Future of Momentum Investing
Initially, momentum investing involved a simple buy-and-hold tactic where investors bought high-performing stocks and held onto them, hoping to continue riding the momentum. As the strategy evolved over time, variations like "relative momentum" or "cross-sectional momentum" emerged. This variant involves buying stocks that have outperformed others within the same industry or sector, indicating that there will always be some stocks performing better than their peers, regardless of the overall market trends.
Another form of momentum investing is the "time-series momentum." This strategy requires buying assets that have done well over a specified timeframe (e.g., the last 12 months) and shorting assets that have performed poorly over the same period, aiming to exploit persistent trends.
The future of momentum investing looks promising due to the following reasons:
Data Availability: Technological advancements have made vast amounts of data available to investors, enabling them to identify trends and patterns to spot momentum opportunities.
Strategy Evolution: As momentum investing continues to evolve, unique variations enable investors to leverage momentum in different ways, increasing the strategy's flexibility.
Behavioural Finance: As the study of how investor behavior impacts market trends and momentum gains traction, investors can better identify and exploit momentum opportunities.
Low-Cost Investing: With the rise of passive investing and affordable investment options, investors can easily and cheaply build momentum-based portfolios, making momentum investing accessible to a wider audience.
Pros and Cons of Momentum Investing
A concern for some is that pure momentum strategies don't consider a company’s fundamentals. However, it's much like driving a car; you don’t need to understand the details of hydraulics and engineering to benefit from the vehicle. Similarly, momentum investors don't need to thoroughly understand a company's inner workings to potentially profit from a rising share price.

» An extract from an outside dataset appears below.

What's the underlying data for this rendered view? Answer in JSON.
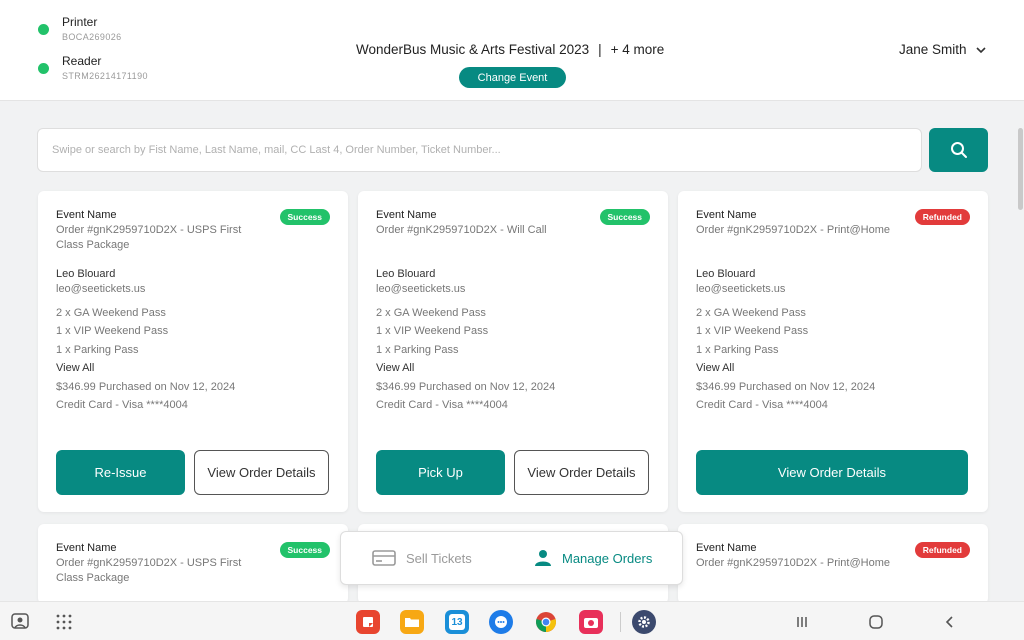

However, a section of investors adopts a hybrid approach, where they use momentum strategies to identify opportunities, and then apply fundamental analysis to finalize on the stocks they believe have the most potential.
Identifying Momentum in Stocks
Momentum investing is undoubtedly an intriguing concept that defies traditional investing norms. It's like surfing, where the surfer rides the wave rather than fighting against it. However, like all strategies, it has its own risks and rewards. As we journey further into this series, we hope to equip you with the knowledge you need to decide if momentum investing is the right strategy for you. Stay tuned for more insights in our upcoming blogs on investing strategies.
The million-dollar question is, how do we determine if there's momentum in a stock or not? Fortunately, several momentum indicators can help us analyze and select momentum-rich stocks. But that's a topic for another day. Stay tuned for the next blog in this series where we'll explore these indicators in detail.
Remember, every investment strategy has its unique charm and potential pitfalls. Make sure you fully understand the approach before you dive in. Until then, may the market momentum always be in your favor!